Complete step-by-step answer:
The escape velocity of earth is defined as the minimum velocity with an object that must be projected from the surface of the earth so that the object escapes the gravitational force of earth enough to start revolving in a closed orbit around earth.
We are given that the escape velocity for a body projected vertically upwards from the surface of the earth is 11.2 km/s. We need to find the escape velocity if the body is projected in a direction making an angle of 45 $^\circ$ with vertical.
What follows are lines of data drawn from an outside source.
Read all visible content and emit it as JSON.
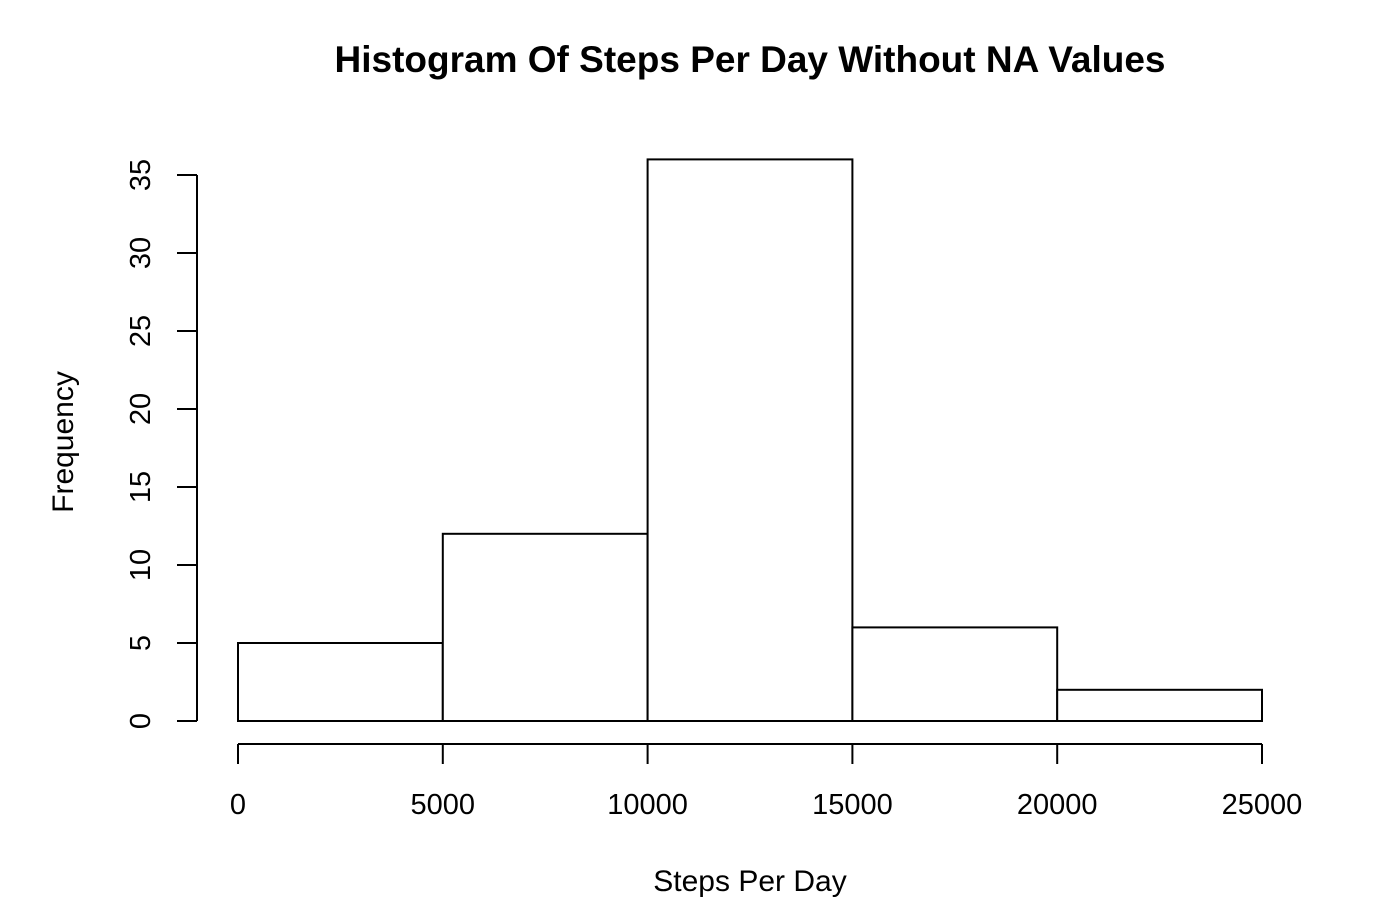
{
  "chart_data": {
    "type": "bar",
    "title": "Histogram Of Steps Per Day Without NA Values",
    "xlabel": "Steps Per Day",
    "ylabel": "Frequency",
    "bins": [
      {
        "start": 0,
        "end": 5000,
        "count": 5
      },
      {
        "start": 5000,
        "end": 10000,
        "count": 12
      },
      {
        "start": 10000,
        "end": 15000,
        "count": 36
      },
      {
        "start": 15000,
        "end": 20000,
        "count": 6
      },
      {
        "start": 20000,
        "end": 25000,
        "count": 2
      }
    ],
    "xlim": [
      0,
      25000
    ],
    "ylim": [
      0,
      35
    ],
    "x_ticks": [
      0,
      5000,
      10000,
      15000,
      20000,
      25000
    ],
    "y_ticks": [
      0,
      5,
      10,
      15,
      20,
      25,
      30,
      35
    ],
    "grid": false,
    "bar_fill": "#ffffff",
    "bar_stroke": "#000000"
  }
}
The escape velocity is calculated using the following relation that the kinetic energy of the body should be equal to the gravitational potential energy of the earth. Therefore, we can write
$\dfrac{1}{2}m{\text{v}}_e^2 = \dfrac{{GMm}}{r} \\\ \Rightarrow {{\text{v}}_e} = \sqrt {\dfrac{{2GM}}{r}} \\\$
where ${{\text{v}}_e}$ is the escape velocity and m is the mass of the object. We notice that escape velocity does not depend on the angle of projection and is constant for every object irrespective of the angle of projection equal to 11.2 km/s. The correct answer is option A

Note: The student should also remember that the gravitational force is a conservative in nature. This means that work done in a gravitational field does not depend on the path followed. This is also the reason why the escape velocity does not depend on the angle of projection which represents a different path in the gravitational field.